Living out of a host of hotels up and down I-95 for the past few weeks left Ashley particularly clingy; I’ve spent a disproportionate amount of time holding her, at the expense of housework, work or any sort of social life. To add to it all, I’m trying to transition her into her own sleeping space (we’ve been co-sleeping for at least half the night, every night). Ironically, when she’s sleeping on her own, I’ll get a lot more sleep but the interim brings a lot more sleepness nights. (Just when I grew accustomed to five hours being a “good night’s sleep!”)
Enough whining, I promise. It gets better. And it got better. Because I remembered a very important writing rule: Writing breeds writing.
I had fallen out of the groove. I felt like everything I wrote was garbage, I had no ideas, and couldn’t put a sentence together. Finally, yesterday morning, I popped in a Baby Einstein DVD for Ashley and promised myself I’d just write one blog post. I put up a short post for www.paintballsportsmag.com. Don’t worry; I’ll wait while you go read it if paintball is your thing and you’re so inclined.

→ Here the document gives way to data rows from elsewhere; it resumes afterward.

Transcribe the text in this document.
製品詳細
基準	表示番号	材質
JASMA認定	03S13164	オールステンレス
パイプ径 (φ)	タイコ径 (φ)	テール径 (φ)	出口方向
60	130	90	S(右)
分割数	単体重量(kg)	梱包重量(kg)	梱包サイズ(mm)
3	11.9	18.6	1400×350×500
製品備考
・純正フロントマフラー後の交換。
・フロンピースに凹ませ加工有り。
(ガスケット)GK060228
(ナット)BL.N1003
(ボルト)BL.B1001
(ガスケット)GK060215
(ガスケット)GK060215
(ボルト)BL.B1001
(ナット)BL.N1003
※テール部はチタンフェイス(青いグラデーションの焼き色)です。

See? It’s not my best work, but it’s informative, short and useful, and the editor liked it. From there, I did some work on another blog project, finished a review of the Cushi Tush infant seat for Babies Online, and by the end of the night, I felt like my writing wasn’t half-bad anymore. I had also gotten considerably faster.
I’ve been doing this a long time, and it’s the same story every time. Not writing feeds on itself. If you don’t make that commitment to sit at your keyboard and produce something, not writing becomes the habit.
However, writing does the same. And beating writer’s block really is that easy.
Here’s the six-figure secret to becoming a full-time freelance writer: Just sit down and write.
You will probably think what you created was awful. It might be. Or maybe it won’t.
If you’re really unsure, send it to a trusted friend or colleague. If you need a boost in confidence, send it to your mom. The point is, you will have written! And as you write, it gets easier. As you don’t write, it gets harder and harder to begin. So just take that step.
Some people might ask, “Do e-mails count?” Here’s my answer: They count if they count. I use e-mail as such a basic part of my existence, I don’t mentally count them as “writing.” Some people do, and say writing an e-mail is a great way to beat writer’s block. It’s never worked for me but if it works for you, then yes, it counts. If a 140-character Twitter post gets you out of the funk, more power to you!
In more than two decades as a paid writer, this has worked for me every single time. The problem is, when you’re in that funk and can’t write, the obvious answer (to write) doesn’t seem so obvious. I know it’s not for me, until I do it, and then I say, “Why didn’t I do this earlier instead of wallowing in misery.
Post this on your wall as a reminder, if it helps. You can do it!